Born in Dumbarton in 1779, he was the fourth son of the 11th Baron Elphinstone. Having been appointed to the civil service of the British East India Company, he arrived at Calcutta in 1796. In 1801, he escaped massacre in Benares. Later that year he was transferred to the Diplomatic Service where he was posted as the assistant to the British resident at the court of the Peshwa ruler Baji Rao II.

In 1808 he was appointed the first British envoy to the court of Kabul, Afghanistan with the object of securing a friendly alliance with the Afghans against Napoleon’s planned advance on India. Elphinstone was appointed in 1811 to the important and difficult post of resident at Pune. The tenuous peace between the Peshwas was broken in 1817 with the Marathas declaring war on the British. Elphinstone assumed command of the military during an important crisis during the Battle of Kirkee and managed to secure a victory despite coming from a non-military background.
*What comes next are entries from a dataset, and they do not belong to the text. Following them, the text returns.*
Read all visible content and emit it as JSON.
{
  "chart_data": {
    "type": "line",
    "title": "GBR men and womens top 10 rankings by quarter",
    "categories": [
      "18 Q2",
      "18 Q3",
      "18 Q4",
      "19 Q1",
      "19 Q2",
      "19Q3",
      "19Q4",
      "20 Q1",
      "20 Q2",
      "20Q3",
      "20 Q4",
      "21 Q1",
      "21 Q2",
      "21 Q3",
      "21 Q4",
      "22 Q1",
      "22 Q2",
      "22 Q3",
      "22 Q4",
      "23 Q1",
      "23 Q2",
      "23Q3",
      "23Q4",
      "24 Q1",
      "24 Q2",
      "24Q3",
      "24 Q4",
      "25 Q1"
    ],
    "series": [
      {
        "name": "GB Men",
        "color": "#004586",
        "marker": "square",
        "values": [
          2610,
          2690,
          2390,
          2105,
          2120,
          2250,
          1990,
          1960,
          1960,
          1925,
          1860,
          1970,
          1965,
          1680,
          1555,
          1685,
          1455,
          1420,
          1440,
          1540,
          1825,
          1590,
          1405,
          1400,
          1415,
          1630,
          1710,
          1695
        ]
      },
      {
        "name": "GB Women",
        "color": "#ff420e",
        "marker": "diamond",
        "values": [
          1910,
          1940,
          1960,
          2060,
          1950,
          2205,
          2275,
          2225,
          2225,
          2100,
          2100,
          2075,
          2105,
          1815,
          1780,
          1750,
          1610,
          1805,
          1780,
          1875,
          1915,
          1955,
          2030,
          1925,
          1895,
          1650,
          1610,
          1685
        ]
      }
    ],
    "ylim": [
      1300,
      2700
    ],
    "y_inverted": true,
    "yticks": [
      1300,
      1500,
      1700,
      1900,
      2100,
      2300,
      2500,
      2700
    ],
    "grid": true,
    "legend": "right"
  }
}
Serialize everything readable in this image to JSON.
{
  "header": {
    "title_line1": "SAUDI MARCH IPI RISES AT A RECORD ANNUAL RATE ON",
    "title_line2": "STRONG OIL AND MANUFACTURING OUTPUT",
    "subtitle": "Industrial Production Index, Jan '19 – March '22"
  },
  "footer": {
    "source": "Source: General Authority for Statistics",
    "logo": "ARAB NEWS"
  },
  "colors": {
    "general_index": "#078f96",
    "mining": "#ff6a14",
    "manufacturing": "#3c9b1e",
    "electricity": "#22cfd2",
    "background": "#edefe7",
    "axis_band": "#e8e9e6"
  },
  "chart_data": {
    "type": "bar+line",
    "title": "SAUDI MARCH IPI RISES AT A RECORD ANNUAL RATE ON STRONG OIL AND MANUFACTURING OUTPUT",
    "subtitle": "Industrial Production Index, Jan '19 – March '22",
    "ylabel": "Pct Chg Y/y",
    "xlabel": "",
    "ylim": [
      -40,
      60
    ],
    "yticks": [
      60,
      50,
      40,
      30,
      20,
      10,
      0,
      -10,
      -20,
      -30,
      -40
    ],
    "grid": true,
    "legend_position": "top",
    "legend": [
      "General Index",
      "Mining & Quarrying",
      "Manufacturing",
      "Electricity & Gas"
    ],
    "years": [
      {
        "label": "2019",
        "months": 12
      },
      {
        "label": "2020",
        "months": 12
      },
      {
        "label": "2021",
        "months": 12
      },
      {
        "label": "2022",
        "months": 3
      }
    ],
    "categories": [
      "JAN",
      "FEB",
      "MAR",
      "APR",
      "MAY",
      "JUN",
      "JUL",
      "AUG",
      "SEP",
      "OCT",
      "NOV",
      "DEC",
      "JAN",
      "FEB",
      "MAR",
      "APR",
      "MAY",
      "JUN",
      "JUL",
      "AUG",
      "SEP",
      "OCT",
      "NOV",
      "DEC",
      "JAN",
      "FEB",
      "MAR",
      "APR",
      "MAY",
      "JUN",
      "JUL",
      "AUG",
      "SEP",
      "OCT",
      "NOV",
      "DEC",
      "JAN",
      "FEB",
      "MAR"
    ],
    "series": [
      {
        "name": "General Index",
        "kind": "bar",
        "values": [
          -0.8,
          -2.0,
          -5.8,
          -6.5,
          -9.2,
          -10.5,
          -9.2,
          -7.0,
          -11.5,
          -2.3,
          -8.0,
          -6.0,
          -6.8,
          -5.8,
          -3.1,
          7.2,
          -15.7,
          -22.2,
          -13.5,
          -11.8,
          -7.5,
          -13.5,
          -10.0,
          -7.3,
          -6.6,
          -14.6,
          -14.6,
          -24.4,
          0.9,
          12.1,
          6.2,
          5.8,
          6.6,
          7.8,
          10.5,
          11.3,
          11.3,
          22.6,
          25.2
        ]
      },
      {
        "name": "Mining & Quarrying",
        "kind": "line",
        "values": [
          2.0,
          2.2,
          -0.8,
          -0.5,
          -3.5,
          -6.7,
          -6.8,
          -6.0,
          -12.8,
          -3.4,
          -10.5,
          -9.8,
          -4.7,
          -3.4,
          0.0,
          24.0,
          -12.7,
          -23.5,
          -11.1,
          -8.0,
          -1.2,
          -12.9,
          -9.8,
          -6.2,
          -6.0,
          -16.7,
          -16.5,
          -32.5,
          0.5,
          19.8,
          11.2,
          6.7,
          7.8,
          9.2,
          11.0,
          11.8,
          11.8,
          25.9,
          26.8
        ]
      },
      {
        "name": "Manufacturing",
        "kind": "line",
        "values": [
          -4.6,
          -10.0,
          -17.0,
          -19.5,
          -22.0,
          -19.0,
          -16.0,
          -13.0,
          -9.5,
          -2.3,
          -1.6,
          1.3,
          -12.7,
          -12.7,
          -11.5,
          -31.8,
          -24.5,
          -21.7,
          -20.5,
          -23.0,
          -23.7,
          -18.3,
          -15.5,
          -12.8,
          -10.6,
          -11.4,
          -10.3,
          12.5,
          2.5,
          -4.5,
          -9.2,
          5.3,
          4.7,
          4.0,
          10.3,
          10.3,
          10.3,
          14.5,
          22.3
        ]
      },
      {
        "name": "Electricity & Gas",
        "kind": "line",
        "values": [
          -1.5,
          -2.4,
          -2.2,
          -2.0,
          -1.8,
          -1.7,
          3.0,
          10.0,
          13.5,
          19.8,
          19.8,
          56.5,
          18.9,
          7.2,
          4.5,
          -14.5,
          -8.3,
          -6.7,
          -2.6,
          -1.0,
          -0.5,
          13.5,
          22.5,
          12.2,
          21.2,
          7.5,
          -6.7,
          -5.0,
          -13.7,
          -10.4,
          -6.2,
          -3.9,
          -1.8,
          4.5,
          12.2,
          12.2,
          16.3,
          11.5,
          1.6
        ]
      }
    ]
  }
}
He was appointed as the Governor of Bombay the following year 1819. Elphinstone held on to this post till 1827. His connection with the Bombay Presidency was appropriately commemorated in the endowment of the Elphinstone College by local communities, the naming of Elphinstone Road Railway station, and in the erection of a marble statue by the European inhabitants. After his tenure he returned many lands appropriated by the British to the Raja of Satara.